Here is where things start to get funny. Dewey meets his class containing some notable alumni such as Summer (Miranda Cosgrove), a child who is too assertive for her own good; Zack (Joey Gaydos), the next Steve Vai; the introverted Lawrence (Robert Tsai); Tamika (Maryam Hassan), a girl with some golden pipes; and Billy (Brian Falduto) who is destined to be the next Karl Lagerfeld. Dewey's plan is to transform these studious wee ones into a music group worthy of winning the "Battle of the Bands", and this is where the bulk of the comedy develops. The problem though is not a lack of talent or desire to learn but hard-nosed principal Rosalie Mullins (Joan Cusack). She, as well as the parents who shell out $15,000 a year in tuition, want the children to learn the three R's, intercultural studies, and to limit their musical instruction to1 hour per week of classical material.

Mullins it turns out is not really the bitch everyone thinks she is, especially after she gets a few drinks in her. (Sounds like someone I know.) Of course Dewey has to take measures to ensure the development of their band remains a secret; he soundproofs the room, hides equipment, and disguises the rock and roll music as homework assignments. The kids and Dewey also come up with some clever ways to get into the competition and escape from Mullins' domain.

You'll have no problem telling where this movie is going or how it will end, but that won't stop you from enjoying it. The movie is very funny, and at times silly.... but never in a so-cute-it'll-make-you- wanna-puke way. There is no serious underlying subtext, but it subtly hinted that parents don't know about some of the things their kids' interests or abilities. School of Rock has a Bad News Bears feel to it, and that's actually good news.

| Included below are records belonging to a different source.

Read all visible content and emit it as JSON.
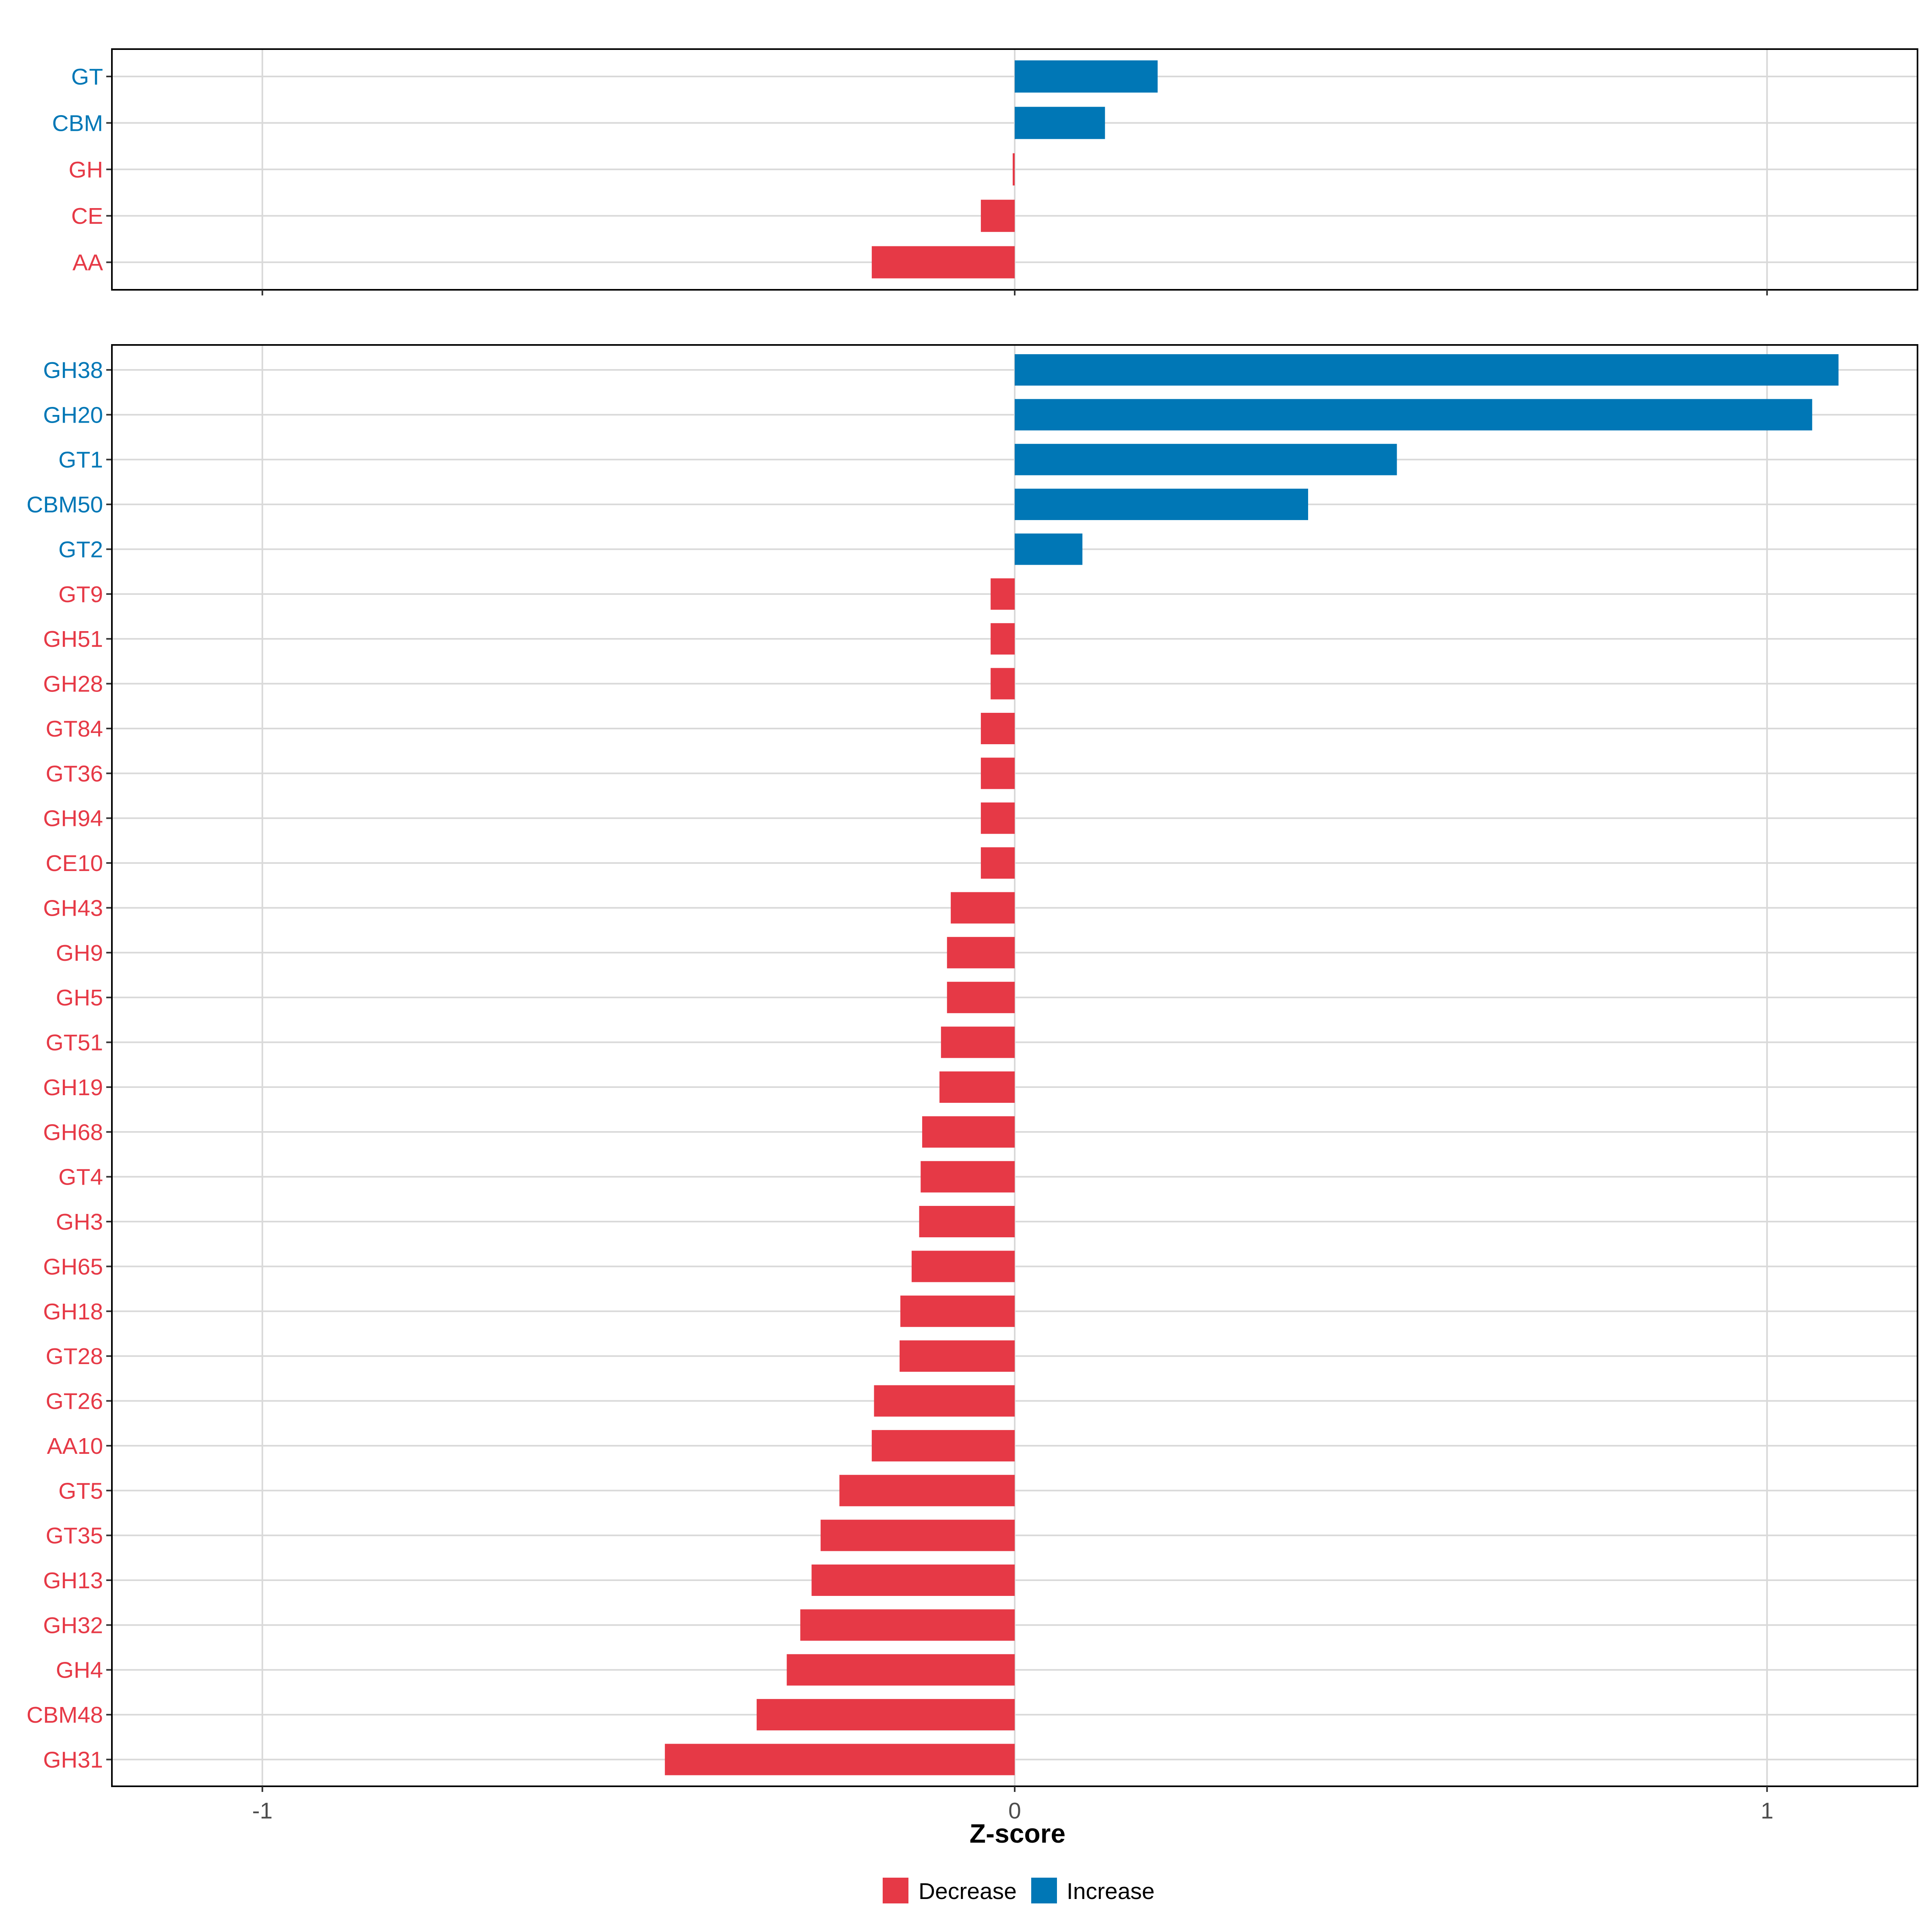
{
  "chart_data": [
    {
      "type": "bar",
      "orientation": "horizontal",
      "panel": "top",
      "categories": [
        "GT",
        "CBM",
        "GH",
        "CE",
        "AA"
      ],
      "values": [
        0.19,
        0.12,
        -0.002,
        -0.045,
        -0.19
      ],
      "xlim": [
        -1.2,
        1.2
      ]
    },
    {
      "type": "bar",
      "orientation": "horizontal",
      "panel": "bottom",
      "categories": [
        "GH38",
        "GH20",
        "GT1",
        "CBM50",
        "GT2",
        "GT9",
        "GH51",
        "GH28",
        "GT84",
        "GT36",
        "GH94",
        "CE10",
        "GH43",
        "GH9",
        "GH5",
        "GT51",
        "GH19",
        "GH68",
        "GT4",
        "GH3",
        "GH65",
        "GH18",
        "GT28",
        "GT26",
        "AA10",
        "GT5",
        "GT35",
        "GH13",
        "GH32",
        "GH4",
        "CBM48",
        "GH31"
      ],
      "values": [
        1.095,
        1.06,
        0.508,
        0.39,
        0.09,
        -0.032,
        -0.032,
        -0.032,
        -0.045,
        -0.045,
        -0.045,
        -0.045,
        -0.085,
        -0.09,
        -0.09,
        -0.098,
        -0.1,
        -0.123,
        -0.125,
        -0.127,
        -0.137,
        -0.152,
        -0.153,
        -0.187,
        -0.19,
        -0.233,
        -0.258,
        -0.27,
        -0.285,
        -0.303,
        -0.343,
        -0.465
      ],
      "xlim": [
        -1.2,
        1.2
      ],
      "xticks": [
        -1,
        0,
        1
      ],
      "xtick_labels": [
        "-1",
        "0",
        "1"
      ],
      "xlabel": "Z-score"
    }
  ],
  "legend": {
    "items": [
      {
        "label": "Decrease",
        "color": "#e63946"
      },
      {
        "label": "Increase",
        "color": "#0077b6"
      }
    ],
    "position": "bottom"
  },
  "colors": {
    "decrease": "#e63946",
    "increase": "#0077b6",
    "grid": "#d9d9d9",
    "panel_border": "#000000"
  }
}
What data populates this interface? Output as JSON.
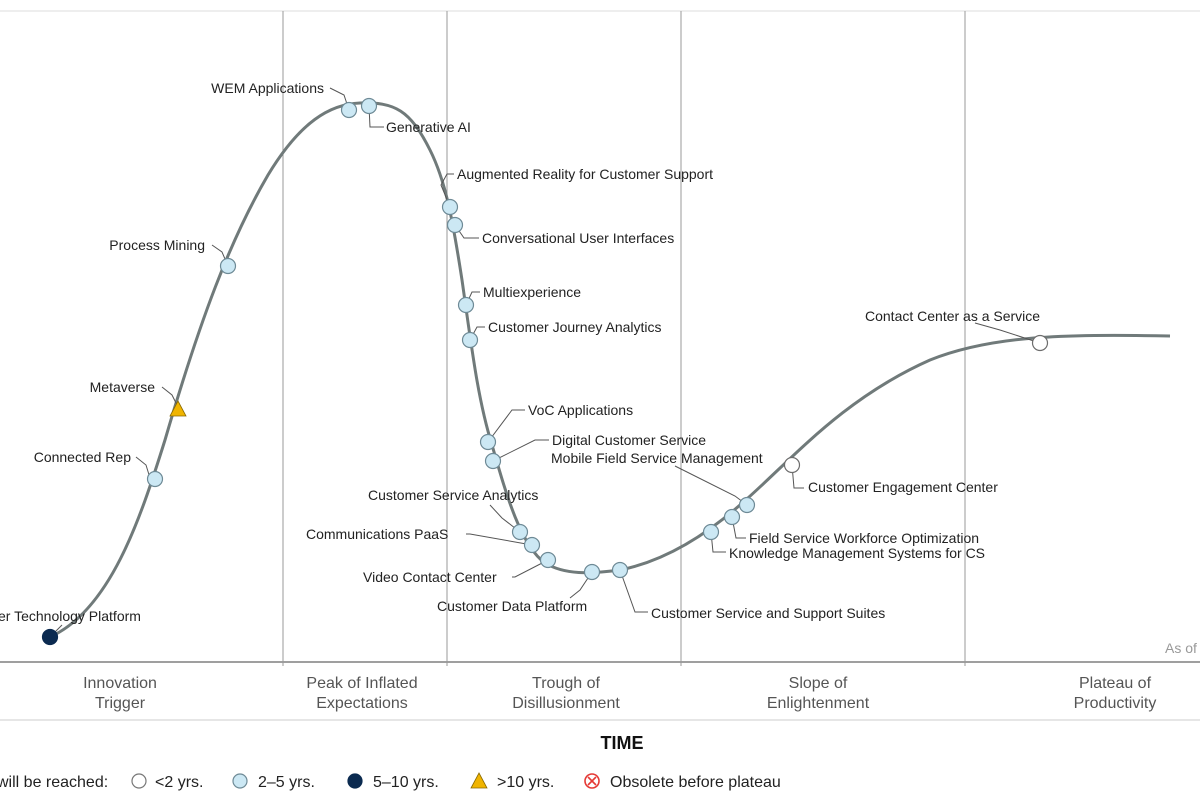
{
  "axis_title": "TIME",
  "as_of_text": "As of",
  "phases": [
    {
      "line1": "Innovation",
      "line2": "Trigger"
    },
    {
      "line1": "Peak of Inflated",
      "line2": "Expectations"
    },
    {
      "line1": "Trough of",
      "line2": "Disillusionment"
    },
    {
      "line1": "Slope of",
      "line2": "Enlightenment"
    },
    {
      "line1": "Plateau of",
      "line2": "Productivity"
    }
  ],
  "legend": {
    "prefix": "will be reached:",
    "items": [
      {
        "label": "<2 yrs.",
        "marker": "hollow-circle",
        "color": "#ffffff"
      },
      {
        "label": "2–5 yrs.",
        "marker": "light-circle",
        "color": "#cce8f4"
      },
      {
        "label": "5–10 yrs.",
        "marker": "dark-circle",
        "color": "#0b2a50"
      },
      {
        "label": ">10 yrs.",
        "marker": "triangle",
        "color": "#f0b400"
      },
      {
        "label": "Obsolete before plateau",
        "marker": "x-circle",
        "color": "#e53935"
      }
    ]
  },
  "technologies": [
    {
      "name": "er Technology Platform",
      "marker": "dark"
    },
    {
      "name": "Connected Rep",
      "marker": "light"
    },
    {
      "name": "Metaverse",
      "marker": "triangle"
    },
    {
      "name": "Process Mining",
      "marker": "light"
    },
    {
      "name": "WEM Applications",
      "marker": "light"
    },
    {
      "name": "Generative AI",
      "marker": "light"
    },
    {
      "name": "Augmented Reality for Customer Support",
      "marker": "light"
    },
    {
      "name": "Conversational User Interfaces",
      "marker": "light"
    },
    {
      "name": "Multiexperience",
      "marker": "light"
    },
    {
      "name": "Customer Journey Analytics",
      "marker": "light"
    },
    {
      "name": "VoC Applications",
      "marker": "light"
    },
    {
      "name": "Digital Customer Service",
      "marker": "light"
    },
    {
      "name": "Customer Service Analytics",
      "marker": "light"
    },
    {
      "name": "Communications PaaS",
      "marker": "light"
    },
    {
      "name": "Video Contact Center",
      "marker": "light"
    },
    {
      "name": "Customer Data Platform",
      "marker": "light"
    },
    {
      "name": "Customer Service and Support Suites",
      "marker": "light"
    },
    {
      "name": "Knowledge Management Systems for CS",
      "marker": "light"
    },
    {
      "name": "Field Service Workforce Optimization",
      "marker": "light"
    },
    {
      "name": "Mobile Field Service Management",
      "marker": "light"
    },
    {
      "name": "Customer Engagement Center",
      "marker": "hollow"
    },
    {
      "name": "Contact Center as a Service",
      "marker": "hollow"
    }
  ]
}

Jack Black's passionate portrayal of the musically consumed Dewey is fantastic. He made you feel in his obsession for rock music, and you believed him when he said that "He served the world by rocking". He not only reminds you of those long haired head-banging garage-band kids in high-school who swore they'd be the next AC/DC, but also of the few who still felt that way when you met them 10 years later at the reunion. Then there are the youngsters who were at the heart of the band, dream, and the movie. My favorite character and probably best young actor was Cosgrove, who was named the band's manager. Also noteworthy was Maryam Hassan, the soft-spoken back-up singer who gave the comedy some pause when she talked about her weight problem. Of course, how can I not mention Joan Cusack, one of my favorite actresses (despite her lisp) who went together rather well with Black.

School of Rock is a great little movie and I recommend that you see it, even if Rock-n-Roll isn't up your alley. Even if you hate kids. Even if you're one of those rockers still waiting to make it big.

Grade: A+

Notes: PG-13 rating was unwarranted.

Czarina's Caustic Comment or Captious Compliment: This School definitely rocks.